Da mir der erste und der zweite Teil dieser Trilogie außerordentlich gut gefallen haben, musste ich natürlich auch den dritten Band lesen. Das Finale konnte mich aber im Endeffekt nicht so begeistern, wie die beiden Bücher davor.

Violet ist mittlerweile zur starken Persönlichkeit herangewachsen, die in ihrer Rolle als Anführerin der Paladininnen aufgeht. Von den anderen Charakteren wie z.B. Ash oder Raven bekommt man nicht allzu viel mit, was mich ein wenig enttäuscht hat. Demnach wird nämlich auch der Romanze zwischen Ash und Violet wenig bis gar keine Aufmerksamkeit geschenkt.

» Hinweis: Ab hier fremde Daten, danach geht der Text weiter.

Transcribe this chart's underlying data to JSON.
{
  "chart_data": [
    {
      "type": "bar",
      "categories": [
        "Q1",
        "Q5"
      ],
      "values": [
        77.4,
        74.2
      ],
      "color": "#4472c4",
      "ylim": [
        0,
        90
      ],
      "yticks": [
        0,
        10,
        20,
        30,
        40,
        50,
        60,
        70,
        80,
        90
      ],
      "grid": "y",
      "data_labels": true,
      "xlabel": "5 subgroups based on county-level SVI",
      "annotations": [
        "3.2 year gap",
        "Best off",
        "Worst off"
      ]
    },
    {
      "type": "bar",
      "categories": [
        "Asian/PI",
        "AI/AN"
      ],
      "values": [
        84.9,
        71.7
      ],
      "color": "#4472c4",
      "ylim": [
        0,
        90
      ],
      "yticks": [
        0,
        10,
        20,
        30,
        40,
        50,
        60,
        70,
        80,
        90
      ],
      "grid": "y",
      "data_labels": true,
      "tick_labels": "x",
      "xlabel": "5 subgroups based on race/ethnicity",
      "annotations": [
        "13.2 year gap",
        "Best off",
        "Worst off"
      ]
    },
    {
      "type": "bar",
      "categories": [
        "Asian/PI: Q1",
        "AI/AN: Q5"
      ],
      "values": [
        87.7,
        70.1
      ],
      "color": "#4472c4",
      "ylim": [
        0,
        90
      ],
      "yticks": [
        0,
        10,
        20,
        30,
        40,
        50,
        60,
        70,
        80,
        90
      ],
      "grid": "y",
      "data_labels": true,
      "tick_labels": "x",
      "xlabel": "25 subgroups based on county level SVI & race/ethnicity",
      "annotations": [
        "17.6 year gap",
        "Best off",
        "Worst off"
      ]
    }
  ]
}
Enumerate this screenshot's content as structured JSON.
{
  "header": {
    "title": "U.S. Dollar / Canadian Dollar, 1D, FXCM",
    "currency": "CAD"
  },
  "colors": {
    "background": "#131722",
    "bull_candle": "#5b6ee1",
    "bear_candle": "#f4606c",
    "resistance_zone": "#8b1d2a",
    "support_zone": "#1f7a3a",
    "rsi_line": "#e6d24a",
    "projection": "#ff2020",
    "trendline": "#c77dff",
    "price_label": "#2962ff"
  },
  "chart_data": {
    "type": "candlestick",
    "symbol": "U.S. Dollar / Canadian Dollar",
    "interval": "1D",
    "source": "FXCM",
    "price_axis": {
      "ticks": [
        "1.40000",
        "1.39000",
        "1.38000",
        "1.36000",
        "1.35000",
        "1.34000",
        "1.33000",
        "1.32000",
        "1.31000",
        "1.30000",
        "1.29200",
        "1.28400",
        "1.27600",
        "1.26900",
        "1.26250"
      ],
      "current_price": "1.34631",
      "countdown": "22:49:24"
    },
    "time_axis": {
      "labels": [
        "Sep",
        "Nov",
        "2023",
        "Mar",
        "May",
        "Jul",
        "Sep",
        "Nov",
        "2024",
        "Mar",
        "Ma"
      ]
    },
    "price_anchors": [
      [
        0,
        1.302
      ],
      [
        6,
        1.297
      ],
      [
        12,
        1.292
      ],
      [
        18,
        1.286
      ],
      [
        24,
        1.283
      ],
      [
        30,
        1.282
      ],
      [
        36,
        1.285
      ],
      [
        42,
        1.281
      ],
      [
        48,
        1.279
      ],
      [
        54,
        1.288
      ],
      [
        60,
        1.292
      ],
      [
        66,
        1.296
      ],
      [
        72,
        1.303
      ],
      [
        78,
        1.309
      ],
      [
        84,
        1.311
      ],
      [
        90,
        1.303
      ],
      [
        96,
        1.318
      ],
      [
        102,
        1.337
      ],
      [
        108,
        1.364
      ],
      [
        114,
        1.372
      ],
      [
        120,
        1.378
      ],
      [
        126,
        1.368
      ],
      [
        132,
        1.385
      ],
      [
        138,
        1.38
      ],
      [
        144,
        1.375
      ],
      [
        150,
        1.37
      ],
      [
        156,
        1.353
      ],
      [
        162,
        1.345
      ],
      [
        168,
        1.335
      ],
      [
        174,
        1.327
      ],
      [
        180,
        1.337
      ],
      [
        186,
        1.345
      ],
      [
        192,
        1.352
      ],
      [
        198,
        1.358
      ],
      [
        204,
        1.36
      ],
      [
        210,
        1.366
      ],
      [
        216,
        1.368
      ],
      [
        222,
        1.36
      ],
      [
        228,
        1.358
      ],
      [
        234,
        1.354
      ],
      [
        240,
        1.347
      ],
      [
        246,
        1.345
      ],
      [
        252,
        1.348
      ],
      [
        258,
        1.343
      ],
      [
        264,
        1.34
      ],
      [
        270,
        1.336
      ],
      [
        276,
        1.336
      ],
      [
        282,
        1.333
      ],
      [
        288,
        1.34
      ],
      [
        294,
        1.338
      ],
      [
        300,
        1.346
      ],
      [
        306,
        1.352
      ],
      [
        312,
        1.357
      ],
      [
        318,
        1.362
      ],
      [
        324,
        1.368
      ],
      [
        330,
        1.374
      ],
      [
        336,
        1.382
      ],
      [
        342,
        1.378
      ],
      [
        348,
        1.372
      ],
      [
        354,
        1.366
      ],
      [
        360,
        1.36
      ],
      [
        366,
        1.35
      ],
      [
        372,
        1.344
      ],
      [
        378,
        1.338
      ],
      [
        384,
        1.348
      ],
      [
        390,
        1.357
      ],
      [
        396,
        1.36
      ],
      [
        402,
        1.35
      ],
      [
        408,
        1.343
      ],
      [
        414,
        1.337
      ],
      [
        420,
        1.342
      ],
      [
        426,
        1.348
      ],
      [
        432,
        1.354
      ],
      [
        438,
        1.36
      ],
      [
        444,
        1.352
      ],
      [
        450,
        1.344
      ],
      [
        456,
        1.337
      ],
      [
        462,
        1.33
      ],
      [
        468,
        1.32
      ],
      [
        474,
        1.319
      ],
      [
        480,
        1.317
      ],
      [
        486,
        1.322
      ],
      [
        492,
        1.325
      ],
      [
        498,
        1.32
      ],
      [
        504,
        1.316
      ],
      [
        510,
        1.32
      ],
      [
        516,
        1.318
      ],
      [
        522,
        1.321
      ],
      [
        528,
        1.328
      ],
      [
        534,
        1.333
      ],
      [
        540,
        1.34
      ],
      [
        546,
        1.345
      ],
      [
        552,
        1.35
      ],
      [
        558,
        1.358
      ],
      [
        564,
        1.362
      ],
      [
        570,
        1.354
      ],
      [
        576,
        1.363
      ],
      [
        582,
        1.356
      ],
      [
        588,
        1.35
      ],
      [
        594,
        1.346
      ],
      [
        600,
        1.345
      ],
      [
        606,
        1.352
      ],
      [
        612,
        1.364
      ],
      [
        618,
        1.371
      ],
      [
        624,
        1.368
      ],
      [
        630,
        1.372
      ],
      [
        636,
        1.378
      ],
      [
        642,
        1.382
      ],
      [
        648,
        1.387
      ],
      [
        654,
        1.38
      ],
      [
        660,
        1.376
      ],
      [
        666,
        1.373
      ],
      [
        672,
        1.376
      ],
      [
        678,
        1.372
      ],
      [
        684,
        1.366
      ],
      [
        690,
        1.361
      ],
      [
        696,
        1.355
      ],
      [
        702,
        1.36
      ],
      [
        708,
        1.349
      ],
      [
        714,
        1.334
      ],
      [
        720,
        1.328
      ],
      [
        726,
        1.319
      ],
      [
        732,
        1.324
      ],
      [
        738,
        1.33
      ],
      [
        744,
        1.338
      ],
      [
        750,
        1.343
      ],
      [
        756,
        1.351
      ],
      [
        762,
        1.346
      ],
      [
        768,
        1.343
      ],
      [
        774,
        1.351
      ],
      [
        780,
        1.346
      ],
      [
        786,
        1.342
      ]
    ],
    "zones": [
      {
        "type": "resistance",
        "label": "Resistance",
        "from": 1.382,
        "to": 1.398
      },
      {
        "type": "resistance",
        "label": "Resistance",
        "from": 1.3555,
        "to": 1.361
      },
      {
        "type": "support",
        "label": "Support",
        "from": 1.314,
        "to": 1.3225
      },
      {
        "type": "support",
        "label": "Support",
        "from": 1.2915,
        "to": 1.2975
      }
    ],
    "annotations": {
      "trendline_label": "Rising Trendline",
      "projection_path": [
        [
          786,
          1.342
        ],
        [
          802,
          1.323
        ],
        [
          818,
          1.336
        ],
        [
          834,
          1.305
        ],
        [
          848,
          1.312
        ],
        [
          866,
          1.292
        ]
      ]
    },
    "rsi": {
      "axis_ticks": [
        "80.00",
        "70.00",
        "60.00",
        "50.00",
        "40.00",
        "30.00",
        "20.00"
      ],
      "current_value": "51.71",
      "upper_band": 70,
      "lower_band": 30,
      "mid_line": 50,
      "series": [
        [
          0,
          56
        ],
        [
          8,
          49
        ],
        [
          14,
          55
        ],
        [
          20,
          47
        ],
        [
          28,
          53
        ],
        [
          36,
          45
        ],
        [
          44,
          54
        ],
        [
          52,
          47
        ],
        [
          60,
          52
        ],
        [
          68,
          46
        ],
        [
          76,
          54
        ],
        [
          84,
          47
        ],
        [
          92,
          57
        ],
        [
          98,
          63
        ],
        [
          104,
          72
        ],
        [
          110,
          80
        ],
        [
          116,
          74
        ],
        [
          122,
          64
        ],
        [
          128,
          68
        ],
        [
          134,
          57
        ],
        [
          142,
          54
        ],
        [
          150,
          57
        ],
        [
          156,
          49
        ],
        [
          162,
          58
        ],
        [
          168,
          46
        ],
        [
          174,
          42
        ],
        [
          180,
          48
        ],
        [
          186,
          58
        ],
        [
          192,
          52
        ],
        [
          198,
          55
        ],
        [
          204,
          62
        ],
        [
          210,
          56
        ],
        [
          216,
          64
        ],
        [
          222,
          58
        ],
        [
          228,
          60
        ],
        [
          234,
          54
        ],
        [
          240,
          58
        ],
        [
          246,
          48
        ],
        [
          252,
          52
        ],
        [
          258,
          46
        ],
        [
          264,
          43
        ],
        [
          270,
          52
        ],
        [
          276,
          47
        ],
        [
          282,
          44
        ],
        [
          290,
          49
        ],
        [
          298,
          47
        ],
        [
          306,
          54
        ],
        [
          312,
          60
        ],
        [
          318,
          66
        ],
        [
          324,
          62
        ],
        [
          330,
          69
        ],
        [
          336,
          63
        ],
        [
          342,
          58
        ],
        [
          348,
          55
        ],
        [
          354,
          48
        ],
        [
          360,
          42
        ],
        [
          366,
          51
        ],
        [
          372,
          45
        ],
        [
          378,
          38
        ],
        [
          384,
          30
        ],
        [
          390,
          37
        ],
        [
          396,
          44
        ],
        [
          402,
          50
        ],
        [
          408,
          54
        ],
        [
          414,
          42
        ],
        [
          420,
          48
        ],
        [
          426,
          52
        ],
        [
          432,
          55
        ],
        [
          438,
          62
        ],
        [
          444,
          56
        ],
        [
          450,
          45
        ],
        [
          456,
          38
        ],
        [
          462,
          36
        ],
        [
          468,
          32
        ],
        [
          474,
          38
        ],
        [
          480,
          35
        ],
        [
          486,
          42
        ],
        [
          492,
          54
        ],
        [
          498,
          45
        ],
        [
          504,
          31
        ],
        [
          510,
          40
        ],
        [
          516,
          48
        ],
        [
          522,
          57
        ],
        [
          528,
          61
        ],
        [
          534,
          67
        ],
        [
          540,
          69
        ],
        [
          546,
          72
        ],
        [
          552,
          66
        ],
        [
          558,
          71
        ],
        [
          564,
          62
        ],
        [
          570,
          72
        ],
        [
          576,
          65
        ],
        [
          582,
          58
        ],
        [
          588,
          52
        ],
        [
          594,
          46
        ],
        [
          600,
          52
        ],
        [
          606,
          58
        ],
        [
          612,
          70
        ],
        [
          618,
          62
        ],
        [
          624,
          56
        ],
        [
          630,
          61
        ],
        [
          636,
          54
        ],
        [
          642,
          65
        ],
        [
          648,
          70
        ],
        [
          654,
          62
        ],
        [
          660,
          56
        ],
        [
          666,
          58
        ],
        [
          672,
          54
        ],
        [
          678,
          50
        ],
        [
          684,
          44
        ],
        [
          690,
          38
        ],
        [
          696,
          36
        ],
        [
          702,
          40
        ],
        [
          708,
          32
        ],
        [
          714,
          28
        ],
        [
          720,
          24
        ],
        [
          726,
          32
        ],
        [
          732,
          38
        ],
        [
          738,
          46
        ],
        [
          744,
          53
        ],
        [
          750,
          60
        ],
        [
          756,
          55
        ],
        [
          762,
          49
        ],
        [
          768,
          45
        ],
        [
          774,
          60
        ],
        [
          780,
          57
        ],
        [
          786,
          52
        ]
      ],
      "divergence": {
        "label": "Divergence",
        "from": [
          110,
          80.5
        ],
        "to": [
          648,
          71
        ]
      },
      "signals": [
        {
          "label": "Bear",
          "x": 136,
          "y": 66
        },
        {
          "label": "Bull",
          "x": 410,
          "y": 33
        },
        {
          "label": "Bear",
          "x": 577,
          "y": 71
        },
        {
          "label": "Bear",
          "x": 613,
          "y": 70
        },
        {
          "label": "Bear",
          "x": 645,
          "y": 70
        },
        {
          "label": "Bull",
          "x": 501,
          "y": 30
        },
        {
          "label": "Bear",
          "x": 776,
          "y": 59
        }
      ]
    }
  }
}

Obwohl der Schreibstil, wie in den Teilen zuvor, sehr flüssig und detailreich ist, brauchte ich eine Weile, um wieder in die Geschichte hinein zu finden. Generell hatte ich eher das Gefühl, dass vor allem in der ersten Hälfte des Buches viel zu wenig passiert. Interessant wurde es für mich erst, als Violet als Zofe ins Juwel zurückgekehrt ist, um ihre Schwester zu retten. Der Leser lernt ab da eine komplett andere Sichtweise kennen, nämlich die der Bediensteten. Diese sind in so manchem Klatsch und Tratsch verwickelt und helfen Violet unwissentlich mit ihren Informationen.

Was mich an diesem Band allerdings sehr gestört hat, war, dass Violet quasi alles von selbst in die Hände gefallen ist und sie nicht wirklich auf Widerstand oder Hürden gestoßen ist. Deshalb gab es für mich in diesem Buch, bis auf das Finale, keine richtig spannenden Momente. Insgesamt war alles ein wenig vorhersehbar.

Trotzdem bin ich ein wenig traurig, dass die Reihe nun zu Ende ist. Die beiden vorherigen Bände waren wirklich toll und haben mit der Leihmutterschaft ein Thema aufgegriffen, über das ich zuvor in keinem Buch gelesen habe. Ich würde mich jedenfalls sehr freuen, wenn noch ein Sequel folgen würde, da zum Ende hin noch einige Fragen unbeantwortet geblieben sind. Beispielsweise wie es mit Ash und Violet weitergeht oder was nun mit der Gesellschaft passiert.

Fazit: Solides Finale, das an der ein oder anderen Stelle mehr Potenzial gehabt hätte. Insgesamt kommt der letzte Teil jedoch gar nicht an die beiden vorherigen Bände heran.

Bewertung: 3,5/5 Sternen

* Affiliater Link

2 Kommentare zu „Rezension „Das Juwel – Der schwarze Schüssel“ von Amy Ewing

  1. Hm…ich freu mich so auf das Finale, aber jetzt hab ich echt Angst, dass der 3. Band einfach nicht mit 1 und 2 mithalten kann…wäre schade um diese coole und süchtig machende Reihe!

    1. Ich habe bis jetzt eigentlich nur super Rezensionen zum dritten Band gelesen. Anscheinend bin ich da ein wenig kritischer als andere Leute 😀 Also mach dir keine Sorgen! Es ist ja trotzdem ein richtig lesenswertes Buch.